Il manifeste parce que c’est un texte une reprise d’une capacité d’initiative dans un passage à l’écriture où quelque chose de soi se dépose dans l’écriture, dans le corps du texte, ; retour d’une créativité qui laisse raisonner la dimension existentielle. Va au-delà de l’opposition entre l’empirico-analytique d’un côté et la psychosomatique de l’autre, entre expliquer et comprendre. Le récit de soi : réponse à la question qui suis-je c’est raconter une histoire …

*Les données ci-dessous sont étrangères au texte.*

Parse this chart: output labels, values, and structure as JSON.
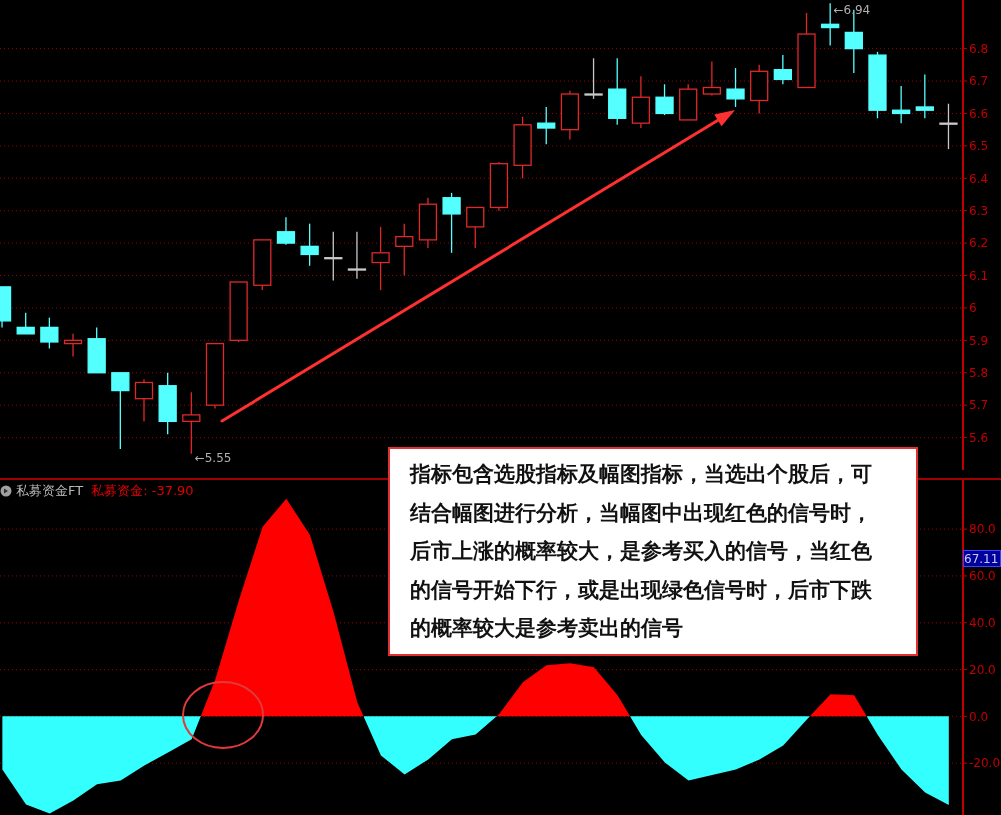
{
  "chart_data": [
    {
      "type": "candlestick",
      "categories": [
        null,
        null,
        null,
        null,
        null,
        null,
        null,
        null,
        null,
        null,
        null,
        null,
        null,
        null,
        null,
        null,
        null,
        null,
        null,
        null,
        null,
        null,
        null,
        null,
        null,
        null,
        null,
        null,
        null,
        null,
        null,
        null,
        null,
        null,
        null,
        null,
        null,
        null,
        null,
        null,
        null
      ],
      "ohlc": [
        [
          6.065,
          6.065,
          5.94,
          5.96
        ],
        [
          5.94,
          5.985,
          5.92,
          5.92
        ],
        [
          5.94,
          5.97,
          5.875,
          5.895
        ],
        [
          5.89,
          5.92,
          5.85,
          5.9
        ],
        [
          5.905,
          5.94,
          5.8,
          5.8
        ],
        [
          5.8,
          5.8,
          5.565,
          5.745
        ],
        [
          5.72,
          5.78,
          5.65,
          5.77
        ],
        [
          5.76,
          5.8,
          5.61,
          5.65
        ],
        [
          5.65,
          5.74,
          5.55,
          5.67
        ],
        [
          5.7,
          5.89,
          5.69,
          5.89
        ],
        [
          5.9,
          6.08,
          5.895,
          6.08
        ],
        [
          6.07,
          6.21,
          6.055,
          6.21
        ],
        [
          6.235,
          6.28,
          6.195,
          6.2
        ],
        [
          6.19,
          6.26,
          6.13,
          6.165
        ],
        [
          6.155,
          6.235,
          6.085,
          6.155
        ],
        [
          6.12,
          6.235,
          6.09,
          6.12
        ],
        [
          6.14,
          6.25,
          6.055,
          6.17
        ],
        [
          6.19,
          6.26,
          6.1,
          6.22
        ],
        [
          6.21,
          6.34,
          6.185,
          6.32
        ],
        [
          6.34,
          6.355,
          6.17,
          6.29
        ],
        [
          6.25,
          6.31,
          6.185,
          6.31
        ],
        [
          6.31,
          6.45,
          6.3,
          6.445
        ],
        [
          6.44,
          6.59,
          6.4,
          6.565
        ],
        [
          6.57,
          6.62,
          6.505,
          6.555
        ],
        [
          6.55,
          6.67,
          6.52,
          6.66
        ],
        [
          6.66,
          6.77,
          6.645,
          6.66
        ],
        [
          6.675,
          6.77,
          6.565,
          6.585
        ],
        [
          6.57,
          6.715,
          6.555,
          6.65
        ],
        [
          6.65,
          6.69,
          6.595,
          6.6
        ],
        [
          6.58,
          6.69,
          6.58,
          6.675
        ],
        [
          6.66,
          6.76,
          6.655,
          6.68
        ],
        [
          6.675,
          6.74,
          6.62,
          6.645
        ],
        [
          6.64,
          6.75,
          6.6,
          6.73
        ],
        [
          6.735,
          6.78,
          6.69,
          6.705
        ],
        [
          6.68,
          6.91,
          6.68,
          6.845
        ],
        [
          6.875,
          6.94,
          6.81,
          6.865
        ],
        [
          6.85,
          6.92,
          6.725,
          6.8
        ],
        [
          6.78,
          6.79,
          6.585,
          6.61
        ],
        [
          6.61,
          6.685,
          6.57,
          6.6
        ],
        [
          6.62,
          6.72,
          6.585,
          6.61
        ],
        [
          6.57,
          6.63,
          6.49,
          6.57
        ]
      ],
      "colors": [
        "#54ffff",
        "#54ffff",
        "#54ffff",
        "#e02828",
        "#54ffff",
        "#54ffff",
        "#e02828",
        "#54ffff",
        "#e02828",
        "#e02828",
        "#e02828",
        "#e02828",
        "#54ffff",
        "#54ffff",
        "#c8c8c8",
        "#c8c8c8",
        "#e02828",
        "#e02828",
        "#e02828",
        "#54ffff",
        "#e02828",
        "#e02828",
        "#e02828",
        "#54ffff",
        "#e02828",
        "#c8c8c8",
        "#54ffff",
        "#e02828",
        "#54ffff",
        "#e02828",
        "#e02828",
        "#54ffff",
        "#e02828",
        "#54ffff",
        "#e02828",
        "#54ffff",
        "#54ffff",
        "#54ffff",
        "#54ffff",
        "#54ffff",
        "#c8c8c8"
      ],
      "ylim": [
        5.5,
        6.95
      ],
      "yticks": [
        5.6,
        5.7,
        5.8,
        5.9,
        6.0,
        6.1,
        6.2,
        6.3,
        6.4,
        6.5,
        6.6,
        6.7,
        6.8
      ],
      "grid": "y",
      "annotations": [
        "←5.55",
        "←6.94"
      ]
    },
    {
      "type": "area",
      "title": "私募资金FT",
      "categories": [
        null,
        null,
        null,
        null,
        null,
        null,
        null,
        null,
        null,
        null,
        null,
        null,
        null,
        null,
        null,
        null,
        null,
        null,
        null,
        null,
        null,
        null,
        null,
        null,
        null,
        null,
        null,
        null,
        null,
        null,
        null,
        null,
        null,
        null,
        null,
        null,
        null,
        null,
        null,
        null,
        null
      ],
      "series": [
        {
          "colors": [
            "#33ffff",
            "#33ffff",
            "#33ffff",
            "#33ffff",
            "#33ffff",
            "#33ffff",
            "#33ffff",
            "#33ffff",
            "#33ffff",
            "#ff0000",
            "#ff0000",
            "#ff0000",
            "#ff0000",
            "#ff0000",
            "#ff0000",
            "#ff0000",
            "#33ffff",
            "#33ffff",
            "#33ffff",
            "#33ffff",
            "#33ffff",
            "#ff0000",
            "#ff0000",
            "#ff0000",
            "#ff0000",
            "#ff0000",
            "#ff0000",
            "#33ffff",
            "#33ffff",
            "#33ffff",
            "#33ffff",
            "#33ffff",
            "#33ffff",
            "#33ffff",
            "#33ffff",
            "#ff0000",
            "#ff0000",
            "#33ffff",
            "#33ffff",
            "#33ffff",
            "#33ffff"
          ],
          "values": [
            -22.7,
            -37.7,
            -41.5,
            -36,
            -29,
            -27.4,
            -21,
            -15.4,
            -9.8,
            15.8,
            49.7,
            81,
            93,
            77.5,
            44.5,
            6,
            -16.7,
            -24.8,
            -18.4,
            -9.8,
            -7.7,
            1,
            14.6,
            21.8,
            22.7,
            21,
            9,
            -8,
            -19.7,
            -27.4,
            -25,
            -22.7,
            -18.4,
            -12.4,
            -1.3,
            9.4,
            9,
            -8,
            -22.7,
            -32.5,
            -37.9
          ]
        }
      ],
      "ylim": [
        -43,
        101
      ],
      "yticks": [
        {
          "value": -20,
          "label": "-20.0"
        },
        {
          "value": 0,
          "label": "0.0"
        },
        {
          "value": 20,
          "label": "20.0"
        },
        {
          "value": 40,
          "label": "40.0"
        },
        {
          "value": 60,
          "label": "60.0"
        },
        {
          "value": 80,
          "label": "80.0"
        }
      ],
      "grid": "y",
      "annotations": [
        "指标包含选股指标及幅图指标，当选出个股后，可结合幅图进行分析，当幅图中出现红色的信号时，后市上涨的概率较大，是参考买入的信号，当红色的信号开始下行，或是出现绿色信号时，后市下跌的概率较大是参考卖出的信号",
        "私募资金: -37.90",
        {
          "text": "67.11",
          "y": 67.11
        }
      ]
    }
  ]
}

Ce qu’enseigne l’histoire de Fritz Zorn[2], qui tient pour insuffisante, d’une part, l’explication objective de sa maladie mais n’en propose, d’autre part, qu’une compréhension par défaut. La maladie de Zorn est une image de l’absurdité du monde et de l’enjeu d’existence ! . Dans le milieu qui l’étouffe, il n’y a plus rien à comprendre. « Naturellement », pense-t-il au moment où il découvre le cancer qui l’emportera. Le déchainement cellulaire qui détruit son corps est aussi dénué de sens que sa « peu réjouissante existence »[3] ; inexplicable par les seules raisons de la science médicale[4], il n’est pas moins incompréhensible[5]. Une telle découverte oblige à regarder en face la réalité du mal vécu et subi. La vraie leçon de Zorn, au-delà du tableau qu’il brosse de la biosphère aseptisée où il situe son origine, est cette manière lucide de regarder sa propre maladie. On aurait tort de prendre à la lettre, comme s’ils étaient couronnés de succès, les efforts qu’il fait pour interpréter celle-ci et l’intégrer à un ordre signifiant. Car ces efforts restent vains et font grandir démesurément le sentiment de l’absurde. Dans son récit en forme de constat, le cancer demeure un événement rebelle à toute mise en intrigue. Loin de trouver une place dans l’histoire de sa vie, il met en question cette histoire et cette vie comme telles. Il n’est peut-être, en général, de récit vrai du mal humain, que celui qui nous refuse l’intelligence que nous en attendions. C’est le cas, du moins, de celui de Zorn. Ce récit ne signifie rien que son incapacité à donner sens ; il exprime seulement un effort impuissant pour comprendre mais qui se donne en littérature, qui fait œuvre puisque mars, après tout est un livre, et un grand livre. 


[1] P. Ricoeur, Vivant jusqu’à la mort, Paris, Seuil, 2007.
[2] Mars, trad. fr. G. Lambrichs, Paris, Gallimard, 1979.
[3] Op. Cit., p. 33.
[4] Aux yeux de l’auteur, du moins ; d’où l’effort – lui-même impuissant – qu’il fait ensuite pour comprendre.
[5] La lecture psychanalytique de Mars trouve ici sa limite.